The Southern Association of Agricultural Experiment Station Directors includes members from 13 states and two U.S. territories: Alabama, Arkansas, Florida, Georgia, Kentucky, Louisiana, Mississippi, North Carolina, Oklahoma, South Carolina, Tennessee, Texas, Virginia, Puerto Rico and the U.S. Virgin Islands.
The organization works to identify research priorities and collaborative opportunities among the 15 land-grant universities in this region. The Hatch Act of 1887 created experiment stations at land-grant universities nationwide and charged them with the mission of conducting agricultural research.
The Mississippi State University experiment station, known as MAFES, is a leader in traditional agricultural research.
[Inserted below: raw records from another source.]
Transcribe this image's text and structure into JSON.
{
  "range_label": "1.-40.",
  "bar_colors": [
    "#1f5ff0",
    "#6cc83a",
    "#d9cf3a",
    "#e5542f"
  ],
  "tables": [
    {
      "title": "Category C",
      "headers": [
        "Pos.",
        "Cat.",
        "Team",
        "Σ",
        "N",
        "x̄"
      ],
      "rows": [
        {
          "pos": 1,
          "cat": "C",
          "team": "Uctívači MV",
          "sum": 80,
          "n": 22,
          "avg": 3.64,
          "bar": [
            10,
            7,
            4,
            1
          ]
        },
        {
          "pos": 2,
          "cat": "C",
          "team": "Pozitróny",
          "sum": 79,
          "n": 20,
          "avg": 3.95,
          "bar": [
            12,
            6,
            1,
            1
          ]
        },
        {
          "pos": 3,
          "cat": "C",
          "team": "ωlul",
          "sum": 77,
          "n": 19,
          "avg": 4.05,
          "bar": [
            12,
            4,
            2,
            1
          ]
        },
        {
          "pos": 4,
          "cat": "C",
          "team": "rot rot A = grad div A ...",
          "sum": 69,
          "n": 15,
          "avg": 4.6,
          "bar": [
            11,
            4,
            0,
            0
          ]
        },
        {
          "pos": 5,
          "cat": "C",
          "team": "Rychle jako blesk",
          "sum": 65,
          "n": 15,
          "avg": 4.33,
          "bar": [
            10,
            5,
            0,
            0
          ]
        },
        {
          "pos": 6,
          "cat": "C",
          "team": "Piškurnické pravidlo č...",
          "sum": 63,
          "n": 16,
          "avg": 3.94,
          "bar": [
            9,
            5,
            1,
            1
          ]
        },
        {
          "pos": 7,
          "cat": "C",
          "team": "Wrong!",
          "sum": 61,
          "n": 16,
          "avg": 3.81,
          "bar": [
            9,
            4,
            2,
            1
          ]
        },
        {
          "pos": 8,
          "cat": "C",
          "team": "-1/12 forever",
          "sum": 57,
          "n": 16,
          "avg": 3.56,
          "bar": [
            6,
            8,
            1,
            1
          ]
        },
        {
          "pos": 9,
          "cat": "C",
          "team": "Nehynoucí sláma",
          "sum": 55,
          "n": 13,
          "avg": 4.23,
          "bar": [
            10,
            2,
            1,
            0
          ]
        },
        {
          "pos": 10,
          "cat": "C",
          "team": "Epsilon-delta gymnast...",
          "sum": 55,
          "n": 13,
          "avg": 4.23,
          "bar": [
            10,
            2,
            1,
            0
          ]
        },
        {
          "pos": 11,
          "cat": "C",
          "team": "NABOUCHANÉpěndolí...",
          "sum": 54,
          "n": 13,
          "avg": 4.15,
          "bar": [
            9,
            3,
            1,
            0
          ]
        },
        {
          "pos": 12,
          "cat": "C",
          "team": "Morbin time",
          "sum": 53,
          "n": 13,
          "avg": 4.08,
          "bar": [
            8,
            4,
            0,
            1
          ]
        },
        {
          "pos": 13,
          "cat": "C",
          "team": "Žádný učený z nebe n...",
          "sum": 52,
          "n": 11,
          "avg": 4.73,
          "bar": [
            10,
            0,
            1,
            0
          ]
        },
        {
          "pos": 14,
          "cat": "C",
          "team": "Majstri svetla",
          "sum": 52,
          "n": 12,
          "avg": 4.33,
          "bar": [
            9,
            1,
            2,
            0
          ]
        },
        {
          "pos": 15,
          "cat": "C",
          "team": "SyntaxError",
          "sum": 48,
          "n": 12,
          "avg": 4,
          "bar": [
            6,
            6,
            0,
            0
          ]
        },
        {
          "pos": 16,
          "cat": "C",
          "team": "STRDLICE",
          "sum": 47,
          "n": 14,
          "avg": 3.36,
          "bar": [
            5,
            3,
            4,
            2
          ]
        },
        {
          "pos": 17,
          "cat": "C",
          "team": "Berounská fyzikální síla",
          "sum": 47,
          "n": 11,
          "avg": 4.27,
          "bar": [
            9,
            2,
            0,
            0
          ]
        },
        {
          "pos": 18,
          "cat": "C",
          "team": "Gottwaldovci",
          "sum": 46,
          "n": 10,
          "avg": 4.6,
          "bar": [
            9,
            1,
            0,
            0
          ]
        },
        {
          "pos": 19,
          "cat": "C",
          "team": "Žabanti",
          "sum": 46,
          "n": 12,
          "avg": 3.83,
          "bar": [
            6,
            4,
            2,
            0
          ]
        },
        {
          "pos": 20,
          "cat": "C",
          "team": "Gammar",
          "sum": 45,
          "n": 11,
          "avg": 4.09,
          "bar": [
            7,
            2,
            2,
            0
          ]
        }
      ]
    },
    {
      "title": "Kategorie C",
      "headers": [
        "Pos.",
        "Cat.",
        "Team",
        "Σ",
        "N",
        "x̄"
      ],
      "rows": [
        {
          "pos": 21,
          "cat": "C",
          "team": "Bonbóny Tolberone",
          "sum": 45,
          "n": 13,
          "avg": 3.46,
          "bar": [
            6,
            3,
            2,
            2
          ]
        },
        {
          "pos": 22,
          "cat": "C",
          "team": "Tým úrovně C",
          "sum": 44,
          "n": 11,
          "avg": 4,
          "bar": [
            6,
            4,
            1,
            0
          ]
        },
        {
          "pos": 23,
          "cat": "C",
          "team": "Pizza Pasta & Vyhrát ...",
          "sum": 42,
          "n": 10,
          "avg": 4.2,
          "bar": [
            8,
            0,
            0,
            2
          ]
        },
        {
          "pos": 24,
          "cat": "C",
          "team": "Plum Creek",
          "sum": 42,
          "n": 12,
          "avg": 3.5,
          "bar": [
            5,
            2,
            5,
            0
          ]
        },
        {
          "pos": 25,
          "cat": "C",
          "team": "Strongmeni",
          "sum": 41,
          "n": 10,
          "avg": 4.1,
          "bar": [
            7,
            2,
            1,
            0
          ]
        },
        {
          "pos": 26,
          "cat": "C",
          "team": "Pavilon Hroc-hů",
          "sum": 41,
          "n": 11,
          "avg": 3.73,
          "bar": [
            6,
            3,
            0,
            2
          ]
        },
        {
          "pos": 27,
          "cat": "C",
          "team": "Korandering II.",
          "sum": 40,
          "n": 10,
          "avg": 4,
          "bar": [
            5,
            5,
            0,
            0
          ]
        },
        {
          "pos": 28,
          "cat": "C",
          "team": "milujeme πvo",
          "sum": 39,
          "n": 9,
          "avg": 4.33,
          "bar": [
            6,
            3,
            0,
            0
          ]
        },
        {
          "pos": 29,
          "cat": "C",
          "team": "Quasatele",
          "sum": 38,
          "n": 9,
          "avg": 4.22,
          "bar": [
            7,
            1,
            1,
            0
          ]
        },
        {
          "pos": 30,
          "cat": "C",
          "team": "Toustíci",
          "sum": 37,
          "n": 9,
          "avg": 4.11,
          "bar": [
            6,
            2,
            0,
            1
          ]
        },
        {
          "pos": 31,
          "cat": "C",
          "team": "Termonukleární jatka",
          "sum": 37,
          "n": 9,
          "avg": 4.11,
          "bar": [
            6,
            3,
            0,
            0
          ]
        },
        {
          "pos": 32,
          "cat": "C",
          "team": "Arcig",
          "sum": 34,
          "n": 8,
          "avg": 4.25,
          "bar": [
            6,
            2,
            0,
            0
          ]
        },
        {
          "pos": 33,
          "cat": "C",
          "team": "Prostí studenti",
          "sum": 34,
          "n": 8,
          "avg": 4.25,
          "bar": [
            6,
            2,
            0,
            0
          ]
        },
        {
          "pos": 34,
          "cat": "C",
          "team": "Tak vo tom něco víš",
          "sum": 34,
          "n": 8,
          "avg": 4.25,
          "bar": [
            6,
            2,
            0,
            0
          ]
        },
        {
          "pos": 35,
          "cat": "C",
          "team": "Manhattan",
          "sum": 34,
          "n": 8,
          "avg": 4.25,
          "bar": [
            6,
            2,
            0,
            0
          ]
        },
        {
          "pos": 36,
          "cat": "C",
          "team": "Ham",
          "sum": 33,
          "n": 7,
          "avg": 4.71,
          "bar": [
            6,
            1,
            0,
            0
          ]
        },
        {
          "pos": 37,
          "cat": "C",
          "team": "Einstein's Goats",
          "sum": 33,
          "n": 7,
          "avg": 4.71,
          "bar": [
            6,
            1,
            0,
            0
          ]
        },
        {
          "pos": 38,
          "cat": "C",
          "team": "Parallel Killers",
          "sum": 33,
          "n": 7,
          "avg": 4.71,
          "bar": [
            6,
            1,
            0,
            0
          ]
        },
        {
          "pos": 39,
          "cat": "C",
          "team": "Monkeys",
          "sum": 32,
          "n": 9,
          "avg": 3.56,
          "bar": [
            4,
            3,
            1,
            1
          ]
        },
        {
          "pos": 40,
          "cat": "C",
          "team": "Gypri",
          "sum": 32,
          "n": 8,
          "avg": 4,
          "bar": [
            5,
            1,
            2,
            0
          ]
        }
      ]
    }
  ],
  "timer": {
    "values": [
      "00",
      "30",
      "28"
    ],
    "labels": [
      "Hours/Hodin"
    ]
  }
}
It also develops new technologies designed to increase crop yields, develop sustainable alternative biofuels and leverage the state’s agricultural assets to produce the food, feed, fiber and fuels that are in demand around the world while increasing economic development for Mississippi.
An MSU alumnus, Hopper is also dean of the MSU College of Agriculture and Life Sciences, dean of the College of Forest Resources and director of the Forest and Wildlife Research Center.
In addition to earning bachelor’s and master’s degrees from MSU, Hopper holds a doctorate from Virginia Polytechnic Institute and State University. A Vicksburg native, Hopper is a Society of American Foresters Fellow and a past president of the National Association of University Forest Resources Programs.